For one thing, pharmacists have the expertise to help patients manage side effects, making those patients more likely to use their medications properly and less likely to develop further, more costly health problems. A study published in the Journal of the American Pharmaceutical Association found the cost for managing drug-related problems exceeded $177 billion in 2000. Murawski set out to develop a system to make it easy — and fast — for pharmacists and patients to work on a solution together.

What they're doing

The result is the Pharmaceutical Therapy-Related Quality of Life (PTRQoL) tool, a digital checklist initially designed to work as an iPad app but built on a platform portable to other tablet devices and, eventually, kiosks that might become, like blood pressure machines, standard equipment in pharmacies.

Patients need answer just five questions in the interactive survey to catch 50 to 60 percent of the side effects possible with hundreds of top medications. This allows pharmacists to get a quick read of the patient’s condition and make suggestions to mitigate side effects, such as taking the medication on a different schedule, after a meal or in smaller, more frequent doses rather than all at once. The pharmacist also might work with the patient’s doctor to suggest alternative medications with less potential for side effects.

How they got there

A Lilly Endowment seed grant through the Purdue College of Pharmacy funded a study by Murawski of side effects experienced by patients taking the top 200 most-dispensed drugs in the United States, which account for 90 percent of the volume in pharmacies. Originally, he used the resulting side effect-centered database to create a paper version of his tool housed in a daunting stack of file folders. Pharmacists who tested the system reported learning more about their patients and being able to solve problems as a result. Patients liked the system, too. But it was cumbersome to use in the normal workflow of a pharmacy.

Murawski hit on the idea of taking the tool digital and approached Mark Sharp, director of the College of Pharmacy’s Hook Telecommunications Center, which developed the digital version. The iPad app is a convenient way to put the digital version in the hands of pharmacists for pilot testing, and also to wirelessly collect data that can be used to further improve the system.

When he realized the commercial potential, Murawski disclosed the innovation to the Purdue Research Foundation and its Office of Technology Commercialization (OTC).
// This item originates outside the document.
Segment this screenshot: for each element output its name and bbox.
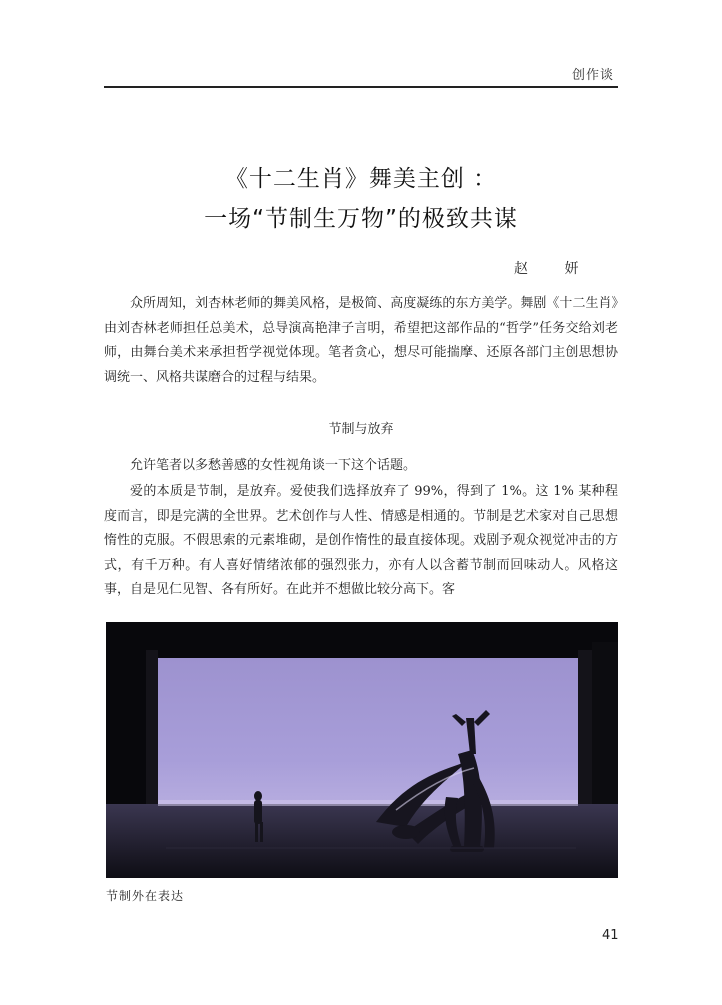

Disclosure is a requirement for commercializing intellectual property developed at the University, but it also serves to protect Purdue’s and the researchers’ rights to benefit from innovations. Matt McFarland, associate director of commercialization in the OTC, himself a trained pharmacist, helped Murawski file a provisional patent, securing the tool in preparation for discussions with potential commercial partners.

Free advice

"Follow your weird," Murawski says. "Your weird is the thing that sets you on fire, that you can work on for 10 hours and look up and not even realize any time has passed. You’ve got to trust that and you’ve got to follow it."